When the coalition government of the Social Democrats and the Green Party (supported by only 37.9% of the popular votes) took power, it announced proudly: “Sweden has the first feminist government in the world.” The new cabinet, which consists of 12 men and 12 women, although the PM, Stefan Löfven, is a man, also declared: “A feminist government ensures that a gender equality perspective is brought into policy-making on a broad front, both nationally and internationally. Women and men must have the same power to shape society and their own lives.”
Isabella Lövin, Minister for International Development Cooperation and spokesperson of the Green Party, published an op-ed in the Guardian last Wednesday, on the eve of her visit to Tehran, condemning President Donald Trump’s treatment of women. “We will push for the EU to raise its political profile, stand up for women’s rights, and increase SRHR initiatives in EU aid,” she wrote, promising to “closely monitor the effects that the new US policy has on the financing of various initiatives.”
Then, last Saturday, the Swedish feminists went on a visit to Iran…

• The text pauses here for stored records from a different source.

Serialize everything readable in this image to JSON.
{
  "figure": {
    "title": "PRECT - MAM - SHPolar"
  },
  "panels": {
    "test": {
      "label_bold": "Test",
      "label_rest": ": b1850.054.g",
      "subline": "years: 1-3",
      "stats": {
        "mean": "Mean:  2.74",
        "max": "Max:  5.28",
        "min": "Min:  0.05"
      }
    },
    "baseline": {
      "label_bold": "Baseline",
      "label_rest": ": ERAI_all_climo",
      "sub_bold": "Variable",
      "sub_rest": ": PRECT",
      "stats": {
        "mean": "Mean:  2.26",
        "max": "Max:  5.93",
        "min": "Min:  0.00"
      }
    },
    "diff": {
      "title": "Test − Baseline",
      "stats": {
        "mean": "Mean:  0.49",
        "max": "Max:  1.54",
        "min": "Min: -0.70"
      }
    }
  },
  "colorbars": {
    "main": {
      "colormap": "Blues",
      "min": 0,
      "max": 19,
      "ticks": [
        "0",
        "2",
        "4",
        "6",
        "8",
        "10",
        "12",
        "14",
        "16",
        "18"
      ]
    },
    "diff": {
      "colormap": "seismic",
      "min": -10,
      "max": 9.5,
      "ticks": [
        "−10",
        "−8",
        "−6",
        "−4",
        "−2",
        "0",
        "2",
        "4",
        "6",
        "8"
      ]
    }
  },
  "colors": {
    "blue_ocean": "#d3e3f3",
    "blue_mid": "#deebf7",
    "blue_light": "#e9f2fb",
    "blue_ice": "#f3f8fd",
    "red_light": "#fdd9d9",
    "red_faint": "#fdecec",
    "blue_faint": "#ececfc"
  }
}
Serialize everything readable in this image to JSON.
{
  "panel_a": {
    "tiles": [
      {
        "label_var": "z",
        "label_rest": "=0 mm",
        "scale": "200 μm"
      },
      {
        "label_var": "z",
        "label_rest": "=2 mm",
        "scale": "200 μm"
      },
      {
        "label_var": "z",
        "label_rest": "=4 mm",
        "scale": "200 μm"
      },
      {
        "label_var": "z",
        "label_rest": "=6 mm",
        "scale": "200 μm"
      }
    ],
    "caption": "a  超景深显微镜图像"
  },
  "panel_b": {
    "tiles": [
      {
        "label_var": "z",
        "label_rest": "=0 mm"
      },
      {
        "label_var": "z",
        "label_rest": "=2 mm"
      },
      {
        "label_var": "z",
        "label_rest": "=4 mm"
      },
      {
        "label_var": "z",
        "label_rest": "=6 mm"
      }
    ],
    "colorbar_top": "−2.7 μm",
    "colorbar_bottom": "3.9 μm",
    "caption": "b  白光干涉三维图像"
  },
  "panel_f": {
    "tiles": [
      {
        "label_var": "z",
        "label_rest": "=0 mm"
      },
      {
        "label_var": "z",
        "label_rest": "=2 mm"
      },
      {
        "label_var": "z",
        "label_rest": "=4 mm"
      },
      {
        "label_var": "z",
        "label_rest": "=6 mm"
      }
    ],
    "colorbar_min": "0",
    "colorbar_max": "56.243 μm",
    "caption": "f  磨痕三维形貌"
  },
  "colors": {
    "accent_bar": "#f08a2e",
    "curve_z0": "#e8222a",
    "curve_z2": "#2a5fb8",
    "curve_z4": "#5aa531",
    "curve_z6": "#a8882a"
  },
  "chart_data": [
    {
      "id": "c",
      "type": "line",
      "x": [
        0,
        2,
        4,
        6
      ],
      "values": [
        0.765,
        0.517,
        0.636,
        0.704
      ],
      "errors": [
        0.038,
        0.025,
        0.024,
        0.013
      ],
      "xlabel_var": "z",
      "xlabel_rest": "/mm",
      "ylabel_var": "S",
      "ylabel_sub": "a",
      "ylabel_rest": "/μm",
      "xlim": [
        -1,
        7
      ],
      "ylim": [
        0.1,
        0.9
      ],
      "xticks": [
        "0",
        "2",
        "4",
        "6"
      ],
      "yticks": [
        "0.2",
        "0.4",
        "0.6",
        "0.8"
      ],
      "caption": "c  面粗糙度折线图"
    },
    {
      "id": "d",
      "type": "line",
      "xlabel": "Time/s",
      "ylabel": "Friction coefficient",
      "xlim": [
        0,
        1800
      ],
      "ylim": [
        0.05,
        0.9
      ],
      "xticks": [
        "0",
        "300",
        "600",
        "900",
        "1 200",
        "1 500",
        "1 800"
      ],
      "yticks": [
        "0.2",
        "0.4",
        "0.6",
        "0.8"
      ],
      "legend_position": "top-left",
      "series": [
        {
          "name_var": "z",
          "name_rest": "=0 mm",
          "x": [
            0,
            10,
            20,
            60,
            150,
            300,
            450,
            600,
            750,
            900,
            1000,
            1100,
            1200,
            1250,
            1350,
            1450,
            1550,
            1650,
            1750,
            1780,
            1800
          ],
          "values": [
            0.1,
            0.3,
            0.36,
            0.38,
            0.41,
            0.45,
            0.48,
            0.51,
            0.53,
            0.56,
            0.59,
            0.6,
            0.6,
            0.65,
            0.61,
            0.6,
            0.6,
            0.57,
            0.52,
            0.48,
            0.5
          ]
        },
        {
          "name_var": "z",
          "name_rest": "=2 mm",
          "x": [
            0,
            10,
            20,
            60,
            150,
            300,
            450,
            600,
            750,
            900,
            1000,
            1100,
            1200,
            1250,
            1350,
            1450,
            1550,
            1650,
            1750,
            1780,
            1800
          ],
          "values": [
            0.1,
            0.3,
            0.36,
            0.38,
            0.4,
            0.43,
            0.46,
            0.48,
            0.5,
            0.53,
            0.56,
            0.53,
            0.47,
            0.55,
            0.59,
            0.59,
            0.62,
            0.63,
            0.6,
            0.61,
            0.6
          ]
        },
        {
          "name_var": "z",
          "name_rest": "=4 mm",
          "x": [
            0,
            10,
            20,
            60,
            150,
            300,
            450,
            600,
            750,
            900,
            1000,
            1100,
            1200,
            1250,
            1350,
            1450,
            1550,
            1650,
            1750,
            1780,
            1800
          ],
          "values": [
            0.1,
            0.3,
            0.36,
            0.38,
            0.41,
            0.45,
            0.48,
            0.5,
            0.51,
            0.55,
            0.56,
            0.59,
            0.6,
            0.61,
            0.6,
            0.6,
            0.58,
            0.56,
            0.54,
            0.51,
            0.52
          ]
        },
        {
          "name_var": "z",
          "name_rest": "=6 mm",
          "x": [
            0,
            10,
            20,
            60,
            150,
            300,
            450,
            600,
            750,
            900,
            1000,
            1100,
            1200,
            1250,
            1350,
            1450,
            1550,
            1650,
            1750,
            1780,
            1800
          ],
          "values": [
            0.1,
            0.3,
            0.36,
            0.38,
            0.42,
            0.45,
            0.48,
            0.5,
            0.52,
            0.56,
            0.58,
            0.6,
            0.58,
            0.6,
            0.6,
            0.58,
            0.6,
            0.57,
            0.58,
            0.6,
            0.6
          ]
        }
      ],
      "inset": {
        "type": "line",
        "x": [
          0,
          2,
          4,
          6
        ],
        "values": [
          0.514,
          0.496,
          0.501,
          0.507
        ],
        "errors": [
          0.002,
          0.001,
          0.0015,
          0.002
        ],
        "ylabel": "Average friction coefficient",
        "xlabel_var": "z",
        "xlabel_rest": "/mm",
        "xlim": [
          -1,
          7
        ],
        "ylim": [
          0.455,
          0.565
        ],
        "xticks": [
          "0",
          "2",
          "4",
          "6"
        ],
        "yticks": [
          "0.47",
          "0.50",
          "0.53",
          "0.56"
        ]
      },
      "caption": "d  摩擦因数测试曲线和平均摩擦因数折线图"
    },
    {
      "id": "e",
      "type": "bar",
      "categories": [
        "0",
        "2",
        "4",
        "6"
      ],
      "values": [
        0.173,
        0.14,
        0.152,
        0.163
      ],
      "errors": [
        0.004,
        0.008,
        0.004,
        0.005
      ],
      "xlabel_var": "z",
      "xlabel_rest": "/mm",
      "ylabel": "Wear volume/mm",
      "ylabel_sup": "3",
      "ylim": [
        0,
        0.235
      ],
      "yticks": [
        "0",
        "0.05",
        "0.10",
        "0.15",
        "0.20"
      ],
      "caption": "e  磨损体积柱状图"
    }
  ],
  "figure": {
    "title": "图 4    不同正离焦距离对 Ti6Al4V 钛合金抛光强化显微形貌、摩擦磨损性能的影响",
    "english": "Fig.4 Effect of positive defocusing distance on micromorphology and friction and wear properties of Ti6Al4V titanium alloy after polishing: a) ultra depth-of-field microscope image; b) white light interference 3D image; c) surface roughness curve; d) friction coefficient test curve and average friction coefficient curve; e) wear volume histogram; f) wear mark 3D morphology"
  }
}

2/ Sweden’s “feminist foreign policy” is led by Deputy PM @IsabellaLovin who slammed Trump, said world’s needs leadership on women’s rights. pic.twitter.com/4PoOUHNiYV — Hillel Neuer (@HillelNeuer) February 12, 2017
The two sides signed cooperation deals in Science, education, roads and urban development, communications and information Technology as well as “women’s empowerment.” But not before Trade Minister Ann Linde and other female members of parliament walked before Iranian President Rouhani on Saturday wearing Hijabs, Chadors, and long coats, in deference to Iran’s “modesty laws” which compel women to cover their hair. Out the window went the Swedish government’s promise of “a gender equality perspective,” and promises of a “feminist foreign policy” making “equality between women and men is a fundamental aim.”
“Sweden’s female leaders ignored the recent appeal by Iranian women’s right activist Masih Alinejad who urged Europeans female politicians ‘to stand for their own dignity’ and to refuse to kowtow to the compulsory Hijab while visiting Iran,” wrote UN Watch Director Hillel Neuer on Monday.
“I am an Iranian woman who neither has the right to sing solo, nor to enter stadiums,” Alinejad wrote bravely on her Facebook page. “I won’t plead with others to get freedom. I will struggle with all my force to obtain it.” Her facebook page is dedicated to posting photos and captions sent by women from all over Iran who want to share their “stealthily” taken photos without the veil.
Leave it to the Swedish feminists to step on all of that hope, imagination and courage, for the sake of a deal with the Ayatollahs in Tehran.
Alinejad, who apparently has no illusions about the state of European feminism, wrote that “European female politicians are hypocrites. They stand with French Muslim women and condemn the burkini ban—because they think compulsion is bad—but when it happens to Iran, they just care about money.”
The Swedish newspaper Aftonbladet reported that “the government had been criticized for going on a trade trip to the dictatorship of Iran, but Trade Minister Ann Linde sees no problem with conducting trade in a country where executed prisoners and human rights violations. ‘I see no conflict in it,’ she says.”
Hillel Neuer suggested that “if Sweden really cares about human rights, they should not be empowering a regime that brutalizes its own citizens while carrying out genocide in Syria; and if they care about women’s rights, then the female ministers never should have gone to misogynist Iran in the first place.”